While we would love to say Nokia has caught on to this somewhat recent trend, we cant. In fact, Nokia appears to be doing the exact opposite of what Samsung and HTC are doing. Instead of consolidating its product lineup, it is perpetually launching new smartphones, specific to each carrier with a separate model number, and sometimes even a unique build and design.
Enter the Lumia 925 and Lumia 928
Both the Lumia 925 and 928 are new Windows Phone 8 smartphones that have been announced in the past week. Both are specific strains of the Lumia 920, which launched internationally (on AT&T here in the States) in November.
It’s reminiscent of a time when the mobile landscape was very different from how it is today, the days of BlackBerry where each and ever model of BlackBerry had different features, specifications, and, likewise, model numbers. The BlackBerry Curve came in a confusing array of model numbers, such as: 8300, 8310, 8320, 8330, 8520, 8530, 8900, 8980, 9220, 9320, 9330, 9360, 9380, etc. BlackBerry (then Research In Motion) was smart to simply brand the different models as simply “Curve”, though.
Nokia, on the other hand is relying on these archaic model numbers as the staple identifier in different tiers of devices. For example, all Nokia Windows Phone devices are Lumia smartphones. The 900 series are the high-end flagships, 800 series are a step down from that, 700 another step down, and so on and so forth.
To be concise, it’s as if Nokia doesn’t understand the importance of simple branding, creating a name that sticks in consumers’ minds, something that is easily memorized. You can argue that it’s only a small piece of an enormous puzzle. But the amount of success Apple, Samsung and HTC are pulling from simple branding and marketing make a compelling counterargument.
In just a few months, the Lumia 925 and 928 will merely be a blip on the map of dozens of Lumia devices that never took off. And it’s not only about branding; it’s also largely about timing.
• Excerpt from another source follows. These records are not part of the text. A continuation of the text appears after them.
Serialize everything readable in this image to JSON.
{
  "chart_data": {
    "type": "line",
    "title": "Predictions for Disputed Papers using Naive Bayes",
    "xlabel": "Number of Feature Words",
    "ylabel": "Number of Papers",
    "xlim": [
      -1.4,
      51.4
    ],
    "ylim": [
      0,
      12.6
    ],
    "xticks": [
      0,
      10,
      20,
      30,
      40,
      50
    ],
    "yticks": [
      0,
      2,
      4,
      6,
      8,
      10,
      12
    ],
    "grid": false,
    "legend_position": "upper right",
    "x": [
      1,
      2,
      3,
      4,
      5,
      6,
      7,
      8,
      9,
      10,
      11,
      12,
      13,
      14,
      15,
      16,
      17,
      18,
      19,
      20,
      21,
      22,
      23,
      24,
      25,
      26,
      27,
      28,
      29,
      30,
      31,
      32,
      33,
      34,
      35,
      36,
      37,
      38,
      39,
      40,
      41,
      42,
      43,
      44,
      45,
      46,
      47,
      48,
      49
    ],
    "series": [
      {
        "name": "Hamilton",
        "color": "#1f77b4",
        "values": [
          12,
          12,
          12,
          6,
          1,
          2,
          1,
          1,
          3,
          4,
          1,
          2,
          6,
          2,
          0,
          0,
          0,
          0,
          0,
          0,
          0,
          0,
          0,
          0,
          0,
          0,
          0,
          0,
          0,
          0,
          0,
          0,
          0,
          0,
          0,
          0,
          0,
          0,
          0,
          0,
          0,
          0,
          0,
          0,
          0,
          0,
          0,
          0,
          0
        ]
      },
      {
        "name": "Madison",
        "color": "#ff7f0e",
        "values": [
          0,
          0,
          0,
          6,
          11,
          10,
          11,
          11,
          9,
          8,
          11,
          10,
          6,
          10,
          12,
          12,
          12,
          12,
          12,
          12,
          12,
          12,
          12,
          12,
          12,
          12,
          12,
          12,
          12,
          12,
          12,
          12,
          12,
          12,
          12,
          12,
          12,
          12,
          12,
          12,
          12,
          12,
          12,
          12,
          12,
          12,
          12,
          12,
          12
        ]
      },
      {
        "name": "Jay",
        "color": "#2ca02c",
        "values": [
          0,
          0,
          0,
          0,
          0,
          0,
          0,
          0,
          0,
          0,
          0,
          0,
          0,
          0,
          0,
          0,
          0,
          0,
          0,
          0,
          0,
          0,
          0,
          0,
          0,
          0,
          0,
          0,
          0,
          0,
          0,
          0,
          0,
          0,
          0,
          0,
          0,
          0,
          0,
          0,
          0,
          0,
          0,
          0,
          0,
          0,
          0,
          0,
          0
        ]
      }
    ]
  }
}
The hype of the Lumia 920 died months ago, just weeks after its launch. Without anything truly new and awe-inspiring, there’s little reason for anyone – even the forgotten CDMA/LTE users – to get excited over.
With ever-shortening product cycles, the window for hype surrounding a specific device is tiny. But one for the same device in a different chassis eight months down the road is much smaller.
A lot of people would love nothing more than to see Nokia succeed, myself and most of (if not the entire) Pocketnow team included. But if Nokia fails to recognize one of the most important aspects of moving even an impressive smartphone from dusty shelf to consumer hands, the company will continue to lose money hand over fist and stagnate.